Nous constatons que, bien souvent, nous ne vivons pas dans le moment présent, mais laissons nos pensées voguer vers le passé ou le futur. Nous accomplissons plusieurs tâches en même temps. Nous ressassons divers soucis pendant que nous travaillons. Suractive, la vie moderne ne fait qu'accentuer ces tendances, d'où l'accroissement exponentiel du stress, de la fatigue chronique, de la dépression et de l'angoisse dans nos sociétés. Alors qu'une meilleure attention à ce que l'on fait, à ses sensations, à ces perceptions, au déroulé de son action, peut changer une vie.

Si nos modes de vie actuels favorisent la dispersion mentale, l'échappée des pensées hors du moment présent, et sont par là, source de stress et de mal-être, il ne s'agira pas non plus de tomber dans l'excès inverse en voulant bannir toute rêverie, tout vagabondage de l'esprit. Pour être équilibré notre esprit doit être certes, concentré, attentif mais a aussi besoin de flânerie sans but précis, au gré des humeurs, des inspirations, des associations d'idées. Il n'est pas mauvais de s'accorder des moments de relâchement de l'attention où notre esprit peut flotter, folâtrer, se laisser porter par le flux des pensées qui vont et viennent. Pareille déconcentration est différente de la "rumination" qui consiste le plus souvent à se concentrer sur un remords du passé, une angoisse de l'avenir et accroît nos émotions négatives.
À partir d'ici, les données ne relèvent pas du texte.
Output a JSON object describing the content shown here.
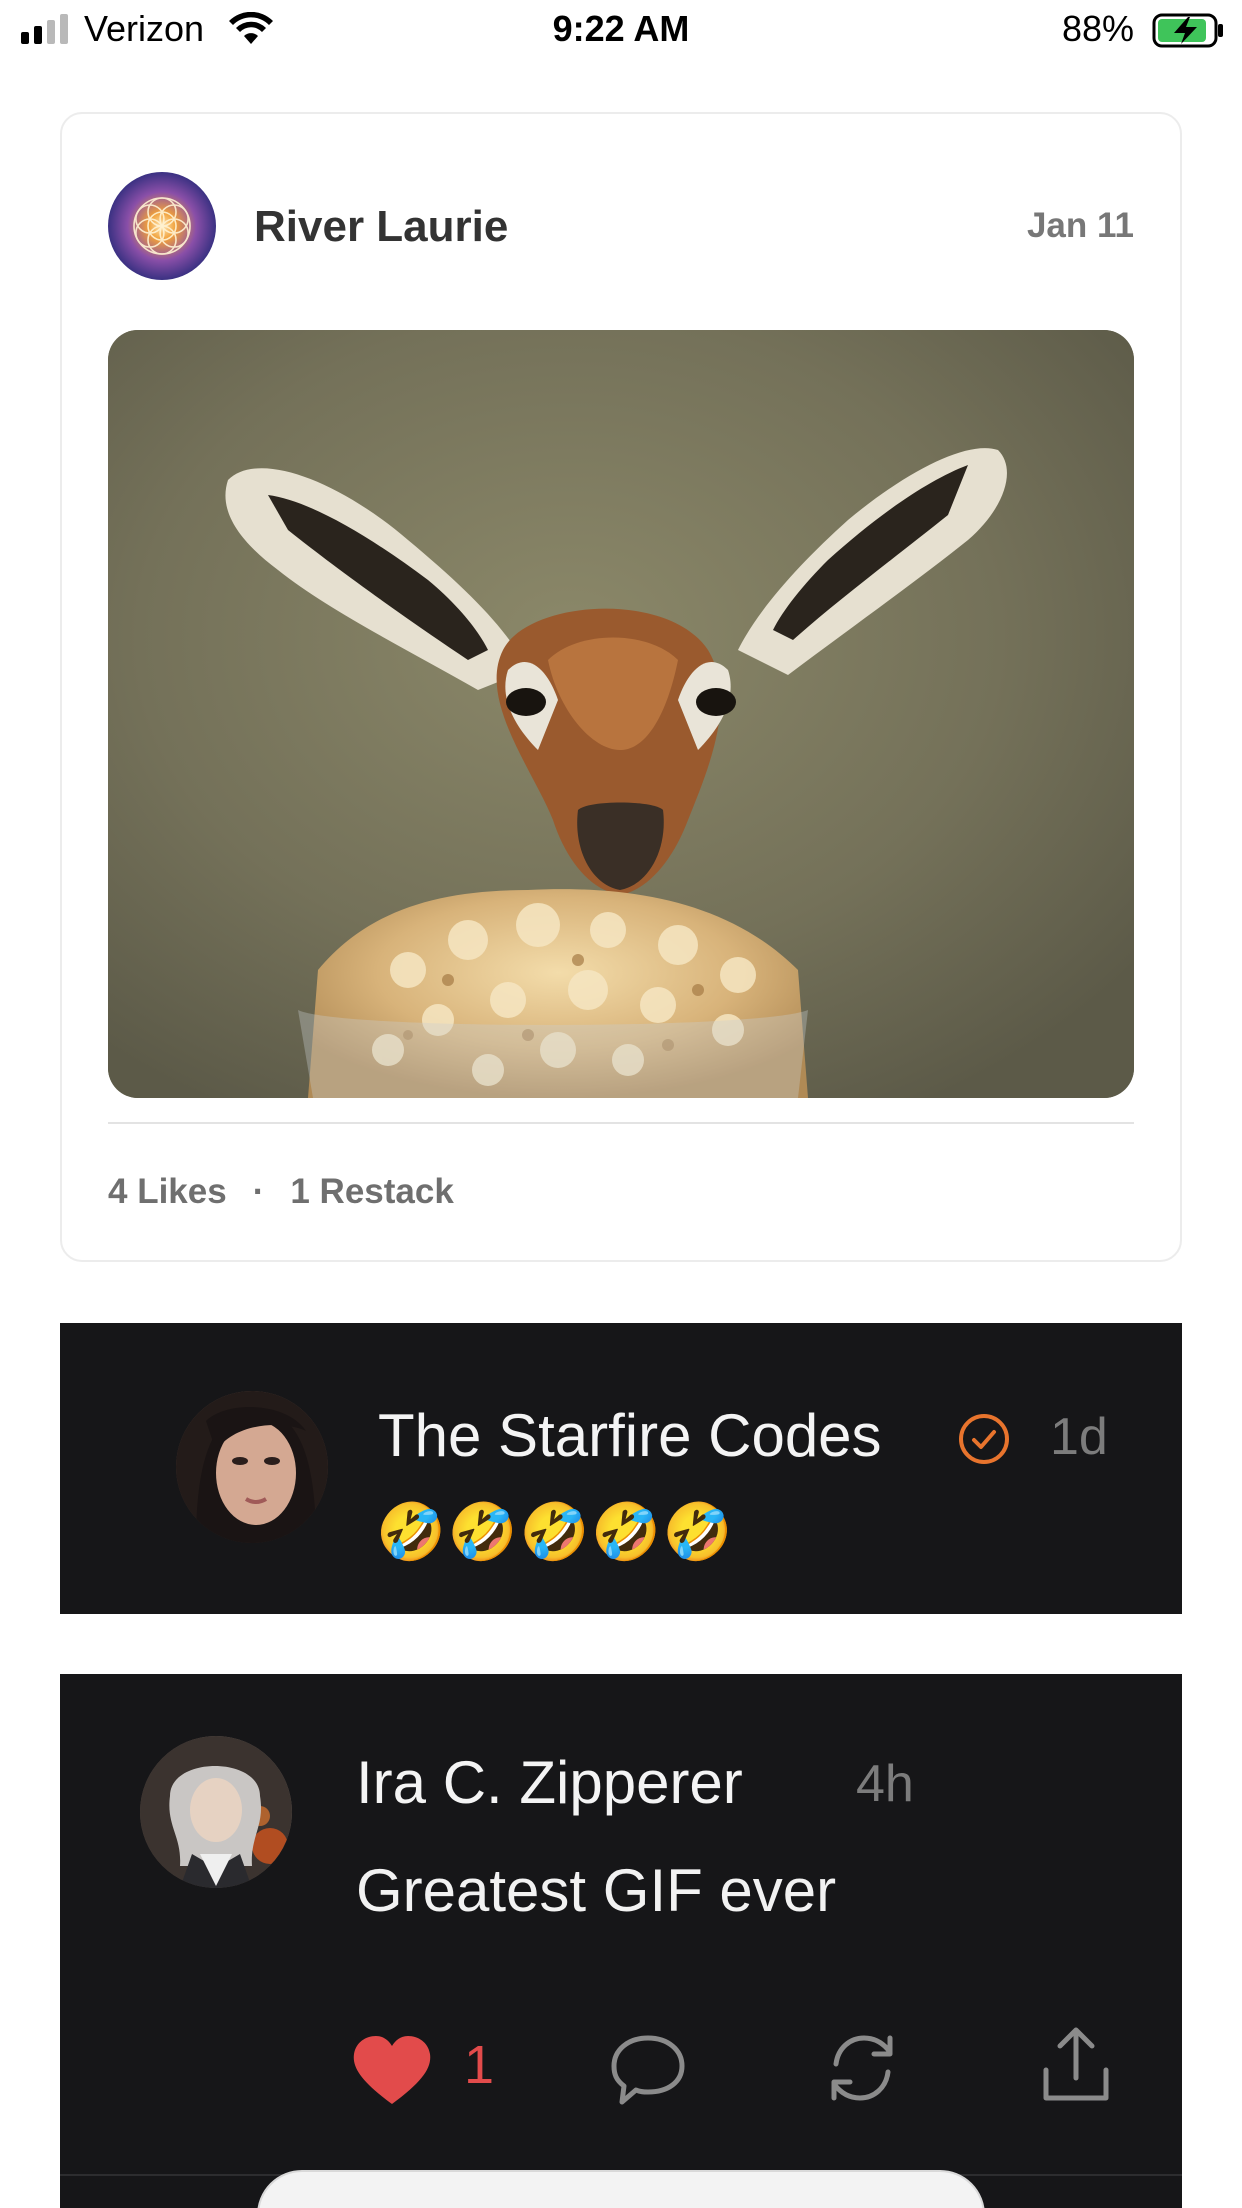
{
  "status_bar": {
    "carrier": "Verizon",
    "time": "9:22 AM",
    "battery": "88%"
  },
  "post": {
    "author": "River Laurie",
    "date": "Jan 11",
    "likes": "4 Likes",
    "separator": "·",
    "restacks": "1 Restack"
  },
  "comments": [
    {
      "name": "The Starfire Codes",
      "time": "1d",
      "body": "🤣🤣🤣🤣🤣",
      "verified_color": "#e8742d"
    },
    {
      "name": "Ira C. Zipperer",
      "time": "4h",
      "body": "Greatest GIF ever",
      "like_count": "1",
      "like_color": "#e24b4b"
    }
  ]
}
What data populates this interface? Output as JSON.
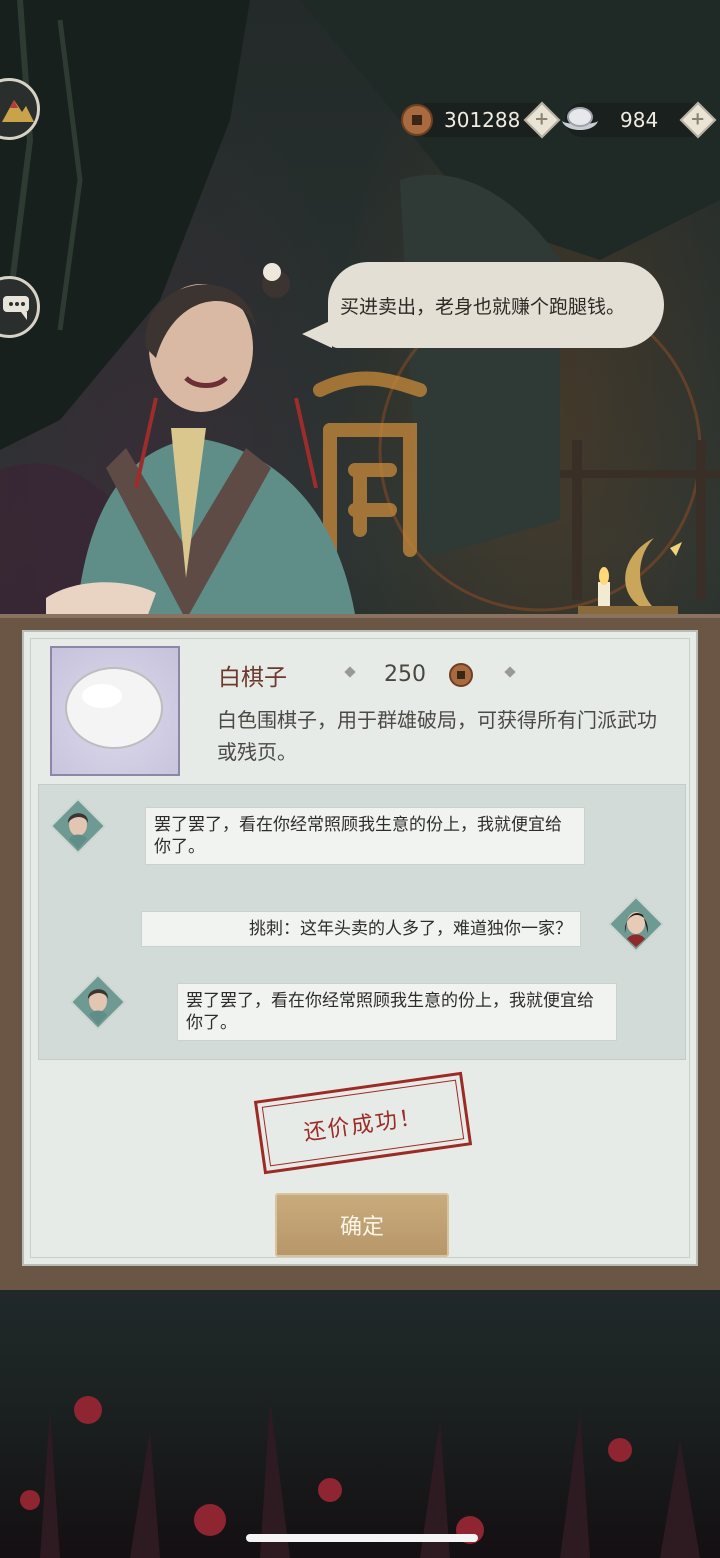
{
  "currency": {
    "copper": "301288",
    "silver": "984",
    "copper_icon": "copper-coin-icon",
    "silver_icon": "silver-ingot-icon"
  },
  "merchant": {
    "speech": "买进卖出，老身也就赚个跑腿钱。"
  },
  "item": {
    "name": "白棋子",
    "price": "250",
    "description": "白色围棋子，用于群雄破局，可获得所有门派武功或残页。"
  },
  "dialogue": [
    {
      "speaker": "merchant",
      "text": "罢了罢了，看在你经常照顾我生意的份上，我就便宜给你了。"
    },
    {
      "speaker": "player",
      "text": "挑刺：这年头卖的人多了，难道独你一家？"
    },
    {
      "speaker": "merchant",
      "text": "罢了罢了，看在你经常照顾我生意的份上，我就便宜给你了。"
    }
  ],
  "result": {
    "stamp": "还价成功！",
    "confirm_label": "确定"
  },
  "colors": {
    "panel_bg": "#e7ebe8",
    "stamp_red": "#9c2a25",
    "button_gold": "#c8ab7c",
    "item_name": "#6b3a2c"
  }
}
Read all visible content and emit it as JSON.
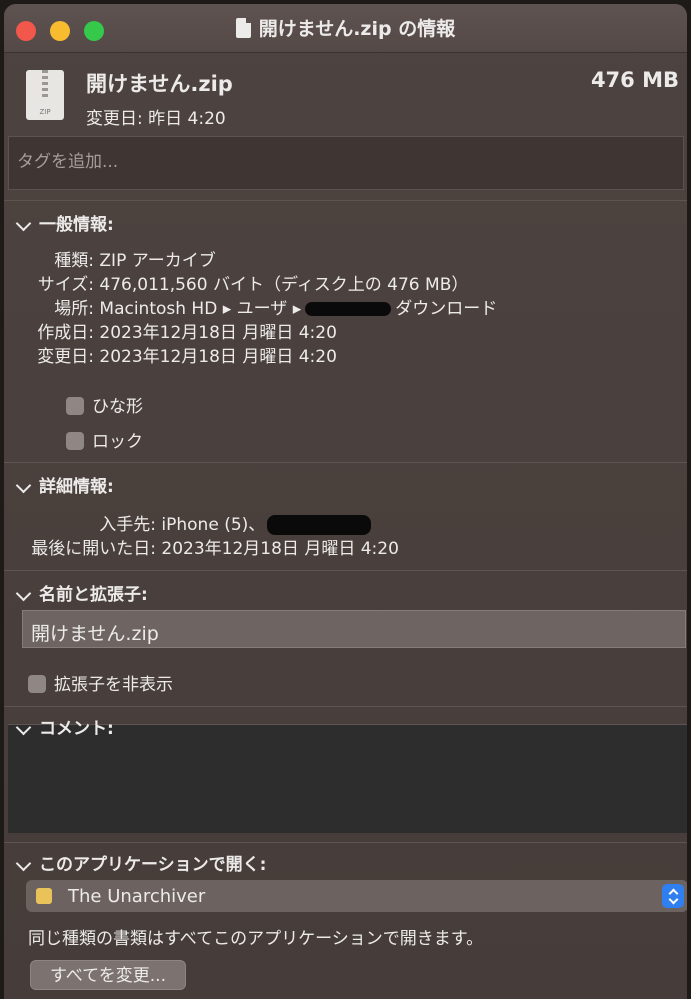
{
  "window": {
    "title": "開けません.zip の情報"
  },
  "header": {
    "file_name": "開けません.zip",
    "modified": "変更日: 昨日 4:20",
    "size": "476 MB",
    "icon_label": "ZIP"
  },
  "tags": {
    "placeholder": "タグを追加..."
  },
  "general": {
    "title": "一般情報:",
    "rows": [
      {
        "key": "種類:",
        "value": "ZIP アーカイブ"
      },
      {
        "key": "サイズ:",
        "value": "476,011,560 バイト（ディスク上の 476 MB）"
      },
      {
        "key": "場所:",
        "value_prefix": "Macintosh HD ▸ ユーザ ▸",
        "value_suffix": "ダウンロード"
      },
      {
        "key": "作成日:",
        "value": "2023年12月18日 月曜日 4:20"
      },
      {
        "key": "変更日:",
        "value": "2023年12月18日 月曜日 4:20"
      }
    ],
    "stationery_label": "ひな形",
    "locked_label": "ロック"
  },
  "details": {
    "title": "詳細情報:",
    "rows": [
      {
        "key": "入手先:",
        "value": "iPhone (5)、"
      },
      {
        "key": "最後に開いた日:",
        "value": "2023年12月18日 月曜日 4:20"
      }
    ]
  },
  "name_ext": {
    "title": "名前と拡張子:",
    "value": "開けません.zip",
    "hide_ext_label": "拡張子を非表示"
  },
  "comments": {
    "title": "コメント:"
  },
  "open_with": {
    "title": "このアプリケーションで開く:",
    "app": "The Unarchiver",
    "info": "同じ種類の書類はすべてこのアプリケーションで開きます。",
    "change_all": "すべてを変更..."
  }
}
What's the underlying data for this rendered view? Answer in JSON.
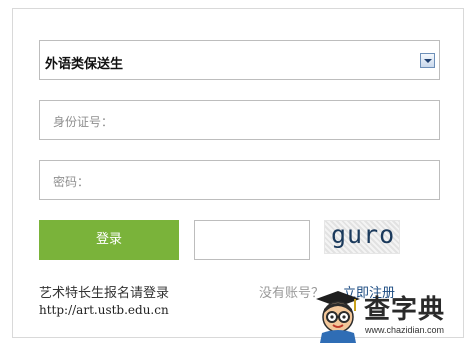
{
  "form": {
    "category_select": {
      "value": "外语类保送生"
    },
    "id_field": {
      "label": "身份证号："
    },
    "password_field": {
      "label": "密码："
    },
    "login_button": "登录",
    "captcha_text": "guro"
  },
  "footer": {
    "art_link": "艺术特长生报名请登录",
    "art_url": "http://art.ustb.edu.cn",
    "no_account": "没有账号？",
    "register": "立即注册"
  },
  "watermark": {
    "title": "查字典",
    "url": "www.chazidian.com"
  }
}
Notre esprit a donc autant besoin de se concentrer, d'être attentif, que de se détendre et se régénérer par le silence intérieur - fruit, par exemple de la méditation -, mais aussi par la rêverie, le vagabondage de l'imagination. L'inactivité, le silence, l'écoute de la musique, la lecture de la poésie, la contemplation de la nature...sont d'autant d'atouts précieux pour fortifier notre vie intérieure.

C'est en relâchant le mental que surgissent à l'improviste des solutions à nos problèmes, les idées les plus lumineuses, les intuitions qui nous permettront d'avancer à nouveau là où nous restions bloqués.

Notre bonheur dépend aussi de notre capacité à nous remémorer des moments heureux de notre vie. Le vagabondage de l'esprit dans le passé rend malheureux lorsqu'il va y puiser des souvenirs négatifs, des remords ou des regrets mais il procure un rare bonheur lorsqu'il va y exhumer des moments heureux. Le bonheur se nourrit de la conscience d'être heureux et si cette conscience s'active toujours dans le présent, elle met aussi en branle l'imaginaire pour s"emparer et traiter des souvenirs du passé. Lorsqu'il évoque dans Philèbe les plaisirs de l'âme, PLaton insiste sur le rôle de la mémoire et évoque notamment le bonheur que dispensent le souvenir de plaisirs corporels, et, par rebond, l'anticipation de ceux à venir. Epicure insiste lui aussi sur le rôle essentiel de la mémoire comme adjuvant du bonheur, notamment lorsque le corps souffre du fait d'une maladie ou d'une maltraitance : ce qui permet de retrouver l'"ataraxie", la paix profonde de l'être, c'est de se souvenir des moments heureux.

De l'art d'être attentif...et de rêver - Frédéric Lenoir (Du Bonheur, Un voyage philosophique).